Será que sua próxima receita médica pode ser um prato de Feijão? É isso que os pesquisadores estão tentando descobrir com um novo estudo, de acordo com um artigo recente da UF/IFAS.
Mais especificamente, especialistas estão investigando como ajudar vítimas da doença de Parkinson a controlar os tremores, um sintoma comum da doença.
Segundo a UF/IFAS, a levodopa — um medicamento usado para tratar a doença de Parkinson — se transforma em dopamina no cérebro para ajudar a controlar os movimentos musculares adequados.
“O desafio é que o medicamento pode ser difícil de obter em certas regiões do mundo, então os pesquisadores começaram a investigar plantas que pudessem produzir os mesmos compostos e que pudessem ser cultivadas em todo o mundo”, diz o artigo. Ao que tudo indica, a resposta pode estar na planta invasora Feijão-veludo.
O QUE É UM FEIJÃO-VELUDO?
O Feijão-veludo (Mucuna pruriens) é uma Pulse que cresce em muitas áreas tropicais do mundo, incluindo lugares como a África, o Caribe e partes da Ásia.
Segundo especialistas, esses Feijões são considerados altamente invasivos no Estado da Flórida — e, em particular, no sul da Flórida.
Embora não seja considerada uma ameaça direta à saúde pública, autoridades da ATTRA afirmam que ela pode causar coceira intensa devido aos seus pelos urticantes.
Dito isso, o Feijão-veludo também contém L-DOPA, que é o principal ingrediente ativo da levodopa.
Eis o que os pesquisadores estão fazendo
“O Feijão-veludo produz níveis excepcionalmente altos de L-DOPA em comparação com a maioria das outras plantas”, disse Jeongim Kim, professor associado de ciências hortícolas. “Queremos entender como esse composto é produzido e como sua produção é regulada.”
Agora, a UF/IFAS revelou que pesquisadores estão trabalhando na criação de novas cultivares de Feijão-veludo com ainda mais L-DOPA.
Ao fazer isso, eles poderão compreender melhor como essas plantas criam o composto e como ele pode ser usado para tratar potencialmente os sintomas da doença de Parkinson.

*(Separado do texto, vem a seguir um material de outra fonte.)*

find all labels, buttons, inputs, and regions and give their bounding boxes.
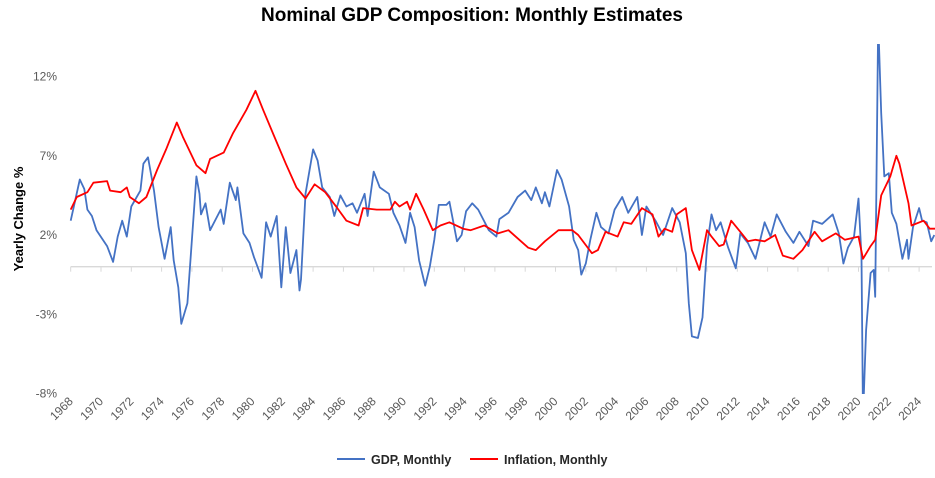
- chart-title: Nominal GDP Composition: Monthly Estimat…: [261, 5, 683, 26]
- x-tick-label: 1976: [168, 394, 197, 423]
- y-tick-label: 12%: [33, 70, 57, 84]
- inflation-monthly-line: [69, 89, 935, 271]
- gdp-monthly-line: [69, 44, 935, 394]
- y-tick-label: 7%: [40, 149, 58, 163]
- series-lines: [69, 44, 935, 394]
- x-tick-label: 2012: [714, 394, 743, 423]
- x-tick-label: 1984: [289, 394, 318, 423]
- x-tick-label: 1990: [380, 394, 409, 423]
- x-tick-label: 2000: [532, 394, 561, 423]
- x-tick-label: 2018: [805, 394, 834, 423]
- x-tick-label: 1992: [411, 394, 440, 423]
- x-tick-label: 1980: [229, 394, 258, 423]
- x-tick-label: 1972: [108, 394, 137, 423]
- y-tick-label: 2%: [40, 228, 58, 242]
- x-tick-label: 2022: [865, 394, 894, 423]
- x-tick-label: 1994: [441, 394, 470, 423]
- legend: GDP, Monthly Inflation, Monthly: [337, 453, 608, 467]
- x-tick-label: 1982: [259, 394, 288, 423]
- x-tick-label: 1998: [502, 394, 531, 423]
- x-tick-label: 1970: [77, 394, 106, 423]
- x-tick-label: 2016: [774, 394, 803, 423]
- x-tick-label: 2008: [653, 394, 682, 423]
- y-tick-label: -8%: [36, 387, 58, 401]
- y-tick-labels: -8% -3% 2% 7% 12%: [33, 70, 57, 401]
- x-tick-label: 2010: [683, 394, 712, 423]
- x-tick-label: 2004: [592, 394, 621, 423]
- x-axis: 1968 1970 1972 1974 1976 1978 1980 1982 1984 1986…: [47, 266, 932, 423]
- legend-inflation-label: Inflation, Monthly: [504, 453, 608, 467]
- x-tick-label: 2006: [623, 394, 652, 423]
- x-tick-label: 2024: [895, 394, 924, 423]
- x-tick-label: 1986: [320, 394, 349, 423]
- x-tick-label: 2002: [562, 394, 591, 423]
- x-tick-label: 2014: [744, 394, 773, 423]
- x-tick-label: 1996: [471, 394, 500, 423]
- x-tick-label: 1988: [350, 394, 379, 423]
- y-axis-label: Yearly Change %: [11, 166, 26, 271]
- x-tick-label: 1978: [199, 394, 228, 423]
- y-tick-label: -3%: [36, 307, 58, 321]
- x-tick-label: 1974: [138, 394, 167, 423]
- x-tick-label: 2020: [835, 394, 864, 423]
- legend-gdp-label: GDP, Monthly: [371, 453, 451, 467]
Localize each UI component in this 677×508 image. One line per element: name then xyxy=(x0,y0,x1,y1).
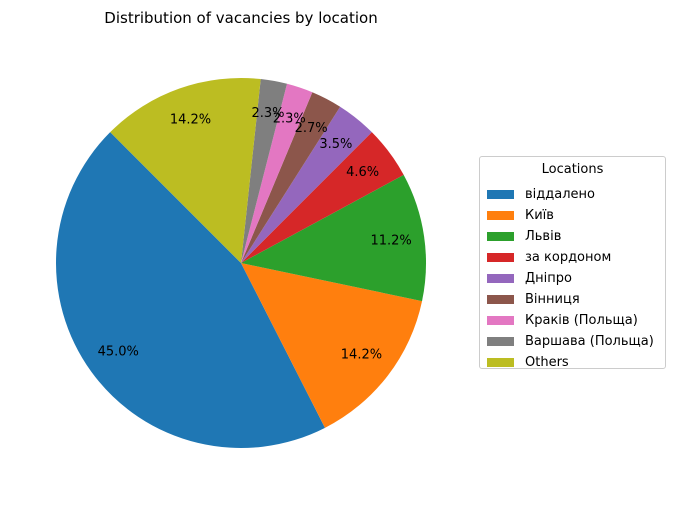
legend-swatch xyxy=(487,273,514,283)
legend-item-1: Київ xyxy=(487,205,554,225)
pie-slice-8 xyxy=(110,78,261,263)
legend-item-3: за кордоном xyxy=(487,247,611,267)
pie-slices xyxy=(55,78,426,449)
legend-label: Дніпро xyxy=(525,270,572,286)
legend-label: за кордоном xyxy=(525,249,612,265)
legend-swatch xyxy=(487,231,514,241)
legend-label: Краків (Польща) xyxy=(525,312,638,328)
legend-item-2: Львів xyxy=(487,226,561,246)
legend-swatch xyxy=(487,357,514,367)
legend: Locations віддалено Київ Львів за кордоном Д… xyxy=(479,156,666,372)
pie-slice-2 xyxy=(241,174,426,302)
legend-swatch xyxy=(487,315,514,325)
pie-percent-label-0: 45.0% xyxy=(98,345,139,360)
legend-swatch xyxy=(487,210,514,220)
pie-slice-0 xyxy=(55,132,325,449)
pie-percent-label-4: 3.5% xyxy=(319,137,352,152)
pie-slice-3 xyxy=(241,132,404,263)
legend-swatch xyxy=(487,252,514,262)
pie-percent-label-2: 11.2% xyxy=(370,234,411,249)
legend-title: Locations xyxy=(541,162,604,177)
legend-label: віддалено xyxy=(525,186,595,202)
legend-label: Others xyxy=(525,354,569,370)
pie-percent-label-1: 14.2% xyxy=(341,348,382,363)
pie-slice-5 xyxy=(241,92,341,263)
pie-slice-1 xyxy=(241,263,423,428)
legend-swatch xyxy=(487,189,514,199)
legend-swatch xyxy=(487,336,514,346)
legend-item-0: віддалено xyxy=(487,184,595,204)
pie-slice-4 xyxy=(241,106,372,263)
chart-title: Distribution of vacancies by location xyxy=(104,9,377,27)
pie-percent-label-6: 2.3% xyxy=(273,112,306,127)
pie-slice-7 xyxy=(241,79,288,263)
pie-percent-label-7: 2.3% xyxy=(252,106,285,121)
legend-item-6: Краків (Польща) xyxy=(487,310,638,330)
legend-label: Вінниця xyxy=(525,291,580,307)
legend-item-7: Варшава (Польща) xyxy=(487,331,654,351)
legend-item-8: Others xyxy=(487,352,569,372)
legend-item-4: Дніпро xyxy=(487,268,572,288)
pie-percent-label-3: 4.6% xyxy=(346,165,379,180)
pie-slice-6 xyxy=(241,83,313,263)
pie-percent-labels: 45.0% 14.2%11.2%4.6%3.5%2.7%2.3%2.3%14.2% xyxy=(98,106,412,362)
legend-label: Київ xyxy=(525,207,554,223)
legend-item-5: Вінниця xyxy=(487,289,580,309)
legend-label: Львів xyxy=(525,228,562,244)
legend-swatch xyxy=(487,294,514,304)
pie-percent-label-8: 14.2% xyxy=(170,112,211,127)
legend-label: Варшава (Польща) xyxy=(525,333,654,349)
pie-percent-label-5: 2.7% xyxy=(295,121,328,136)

Segundo o relatório, uma dessas coleções de cultivares da África, América Latina, Europa e Estados Unidos já está sendo avaliada na Unidade de Pesquisa e Educação em Ciências Vegetais da UF/IFAS em Citra.
MAS ISSO NÃO É TUDO!
Além de investigar como os genes afetam a produção de L-DOPA, o relatório observa que os pesquisadores também estão trabalhando para tornar o Feijão-veludo mais palatável para os consumidores americanos.
Embora o Feijão-veludo tenha aqueles pelos irritantes e que causam coceira na parte externa da vagem, o melhoramento genético da planta poderia resolver esse problema, mantendo os níveis de L-DOPA intactos.
Além disso, Kim está analisando outras opções para a produção de L-DOPA.
“Como o Feijão-veludo não é amplamente consumido nos Estados Unidos, a equipe está explorando se as descobertas do projeto podem ser usadas para aumentar as pequenas quantidades de L-DOPA presentes naturalmente em plantas que as pessoas já consomem, como favas ou soja, aproximando-as do que o Feijão-veludo pode produzir”, diz o relatório.